Abstract

On time scales shorter than lipid flip-flop time, lipid bilayers in cells assume asymmetric non-equilibrium steady states in which the physical characteristics of the two leaflets are different. The most notable difference is in lipid composition, but it can also involve different lateral stresses in each leaflet that add up to an overall (usually vanishing) tension. We explore the interplay between these two sources of asymmetry using theoretical modeling and coarse-grained simulation.

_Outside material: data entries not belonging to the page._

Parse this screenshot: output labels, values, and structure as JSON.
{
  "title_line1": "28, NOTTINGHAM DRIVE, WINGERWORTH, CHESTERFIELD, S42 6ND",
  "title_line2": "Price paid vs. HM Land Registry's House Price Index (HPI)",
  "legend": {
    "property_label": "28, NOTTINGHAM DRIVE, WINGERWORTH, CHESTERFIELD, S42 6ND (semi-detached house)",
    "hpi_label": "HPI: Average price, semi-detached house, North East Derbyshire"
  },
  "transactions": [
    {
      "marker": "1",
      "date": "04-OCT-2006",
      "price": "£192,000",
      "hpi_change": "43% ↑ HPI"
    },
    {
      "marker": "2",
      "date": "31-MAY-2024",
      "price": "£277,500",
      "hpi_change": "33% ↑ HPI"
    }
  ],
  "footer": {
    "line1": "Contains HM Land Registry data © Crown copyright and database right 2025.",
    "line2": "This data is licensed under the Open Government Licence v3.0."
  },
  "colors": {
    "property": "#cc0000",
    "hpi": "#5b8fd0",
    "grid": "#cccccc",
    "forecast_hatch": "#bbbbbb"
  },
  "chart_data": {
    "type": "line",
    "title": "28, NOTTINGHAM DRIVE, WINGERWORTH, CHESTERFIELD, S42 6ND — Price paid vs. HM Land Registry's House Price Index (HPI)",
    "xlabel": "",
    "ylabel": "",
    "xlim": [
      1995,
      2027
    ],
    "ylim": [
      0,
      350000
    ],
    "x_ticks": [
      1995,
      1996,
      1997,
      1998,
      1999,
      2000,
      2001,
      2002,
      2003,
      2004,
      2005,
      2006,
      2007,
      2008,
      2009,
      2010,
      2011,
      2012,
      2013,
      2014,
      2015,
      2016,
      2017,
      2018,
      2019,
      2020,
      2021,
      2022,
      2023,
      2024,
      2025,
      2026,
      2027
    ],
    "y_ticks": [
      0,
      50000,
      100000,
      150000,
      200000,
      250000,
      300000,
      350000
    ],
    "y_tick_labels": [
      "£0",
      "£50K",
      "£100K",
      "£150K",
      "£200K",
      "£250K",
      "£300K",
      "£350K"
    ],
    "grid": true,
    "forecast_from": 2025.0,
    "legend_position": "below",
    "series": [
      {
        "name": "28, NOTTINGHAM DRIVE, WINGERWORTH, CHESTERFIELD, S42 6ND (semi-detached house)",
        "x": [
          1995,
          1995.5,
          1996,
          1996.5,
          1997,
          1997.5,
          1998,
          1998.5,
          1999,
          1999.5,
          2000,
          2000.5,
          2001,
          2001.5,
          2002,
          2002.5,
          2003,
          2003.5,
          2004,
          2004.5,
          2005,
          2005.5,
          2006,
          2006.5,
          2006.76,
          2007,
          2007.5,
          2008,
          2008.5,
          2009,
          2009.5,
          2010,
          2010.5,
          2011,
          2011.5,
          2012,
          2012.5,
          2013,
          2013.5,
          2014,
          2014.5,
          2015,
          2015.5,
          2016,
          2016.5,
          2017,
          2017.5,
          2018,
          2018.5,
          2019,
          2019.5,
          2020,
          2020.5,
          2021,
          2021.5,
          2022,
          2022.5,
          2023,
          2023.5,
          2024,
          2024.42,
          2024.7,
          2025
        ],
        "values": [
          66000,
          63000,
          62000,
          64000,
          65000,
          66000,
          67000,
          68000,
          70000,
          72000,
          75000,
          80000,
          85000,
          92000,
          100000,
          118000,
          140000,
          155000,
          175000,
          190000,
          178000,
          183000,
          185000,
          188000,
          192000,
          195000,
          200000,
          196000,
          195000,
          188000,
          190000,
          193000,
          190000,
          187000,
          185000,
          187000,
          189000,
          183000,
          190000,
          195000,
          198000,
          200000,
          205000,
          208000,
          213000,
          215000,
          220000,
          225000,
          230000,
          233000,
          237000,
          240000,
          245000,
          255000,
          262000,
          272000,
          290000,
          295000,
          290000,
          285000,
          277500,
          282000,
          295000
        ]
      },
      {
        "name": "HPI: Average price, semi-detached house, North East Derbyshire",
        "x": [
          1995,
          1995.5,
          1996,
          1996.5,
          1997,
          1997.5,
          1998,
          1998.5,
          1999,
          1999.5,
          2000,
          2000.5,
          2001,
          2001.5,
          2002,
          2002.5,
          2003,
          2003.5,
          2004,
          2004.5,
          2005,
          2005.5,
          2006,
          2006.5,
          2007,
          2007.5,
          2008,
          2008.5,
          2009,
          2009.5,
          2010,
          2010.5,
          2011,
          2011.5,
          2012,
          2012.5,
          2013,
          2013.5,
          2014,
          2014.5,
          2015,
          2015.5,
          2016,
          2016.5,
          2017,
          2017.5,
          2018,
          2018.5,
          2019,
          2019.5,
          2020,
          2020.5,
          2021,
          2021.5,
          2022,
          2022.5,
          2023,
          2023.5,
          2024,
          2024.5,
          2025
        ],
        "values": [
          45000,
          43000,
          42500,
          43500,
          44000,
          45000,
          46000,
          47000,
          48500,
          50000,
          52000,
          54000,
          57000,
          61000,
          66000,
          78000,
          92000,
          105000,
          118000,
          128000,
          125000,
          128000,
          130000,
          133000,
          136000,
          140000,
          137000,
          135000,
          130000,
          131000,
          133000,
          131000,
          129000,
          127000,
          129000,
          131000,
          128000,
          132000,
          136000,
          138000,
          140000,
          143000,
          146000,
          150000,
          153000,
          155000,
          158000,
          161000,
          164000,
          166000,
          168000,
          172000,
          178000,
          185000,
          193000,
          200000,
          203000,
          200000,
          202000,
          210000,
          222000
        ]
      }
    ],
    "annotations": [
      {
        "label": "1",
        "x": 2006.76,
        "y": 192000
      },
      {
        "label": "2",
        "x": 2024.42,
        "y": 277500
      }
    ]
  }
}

By minimizing total elastic energy, we find a preferred spontaneous curvature that balances torques between bending moments and differential stress, which can at times lead to unexpected consequences. For example, compositionally asymmetric flat bilayers whose area per lipid in each leaflet is matched with corresponding symmetric tensionless flat bilayers, still exhibit residual differential stress, demonstrating that the conditions of zero area strain and zero bending moment are not identical. Furthermore, we observe that the bending modulus can significantly increase if differential stress exceeds a certain minimum threshold, but that compositional asymmetry alone cannot cause this. We attribute this effect to a stiffening in the compressed leaflet, which seems to be related to its gel transition, but not exactly coinciding with it. Finally, we show that the presence of rapidly flip-flopping lipid species (such as cholesterol) will not necessarily lead to total elimination of differential stress, but may in fact even induce it, depending on whether the partitioning energy prefers one leaflet over the other.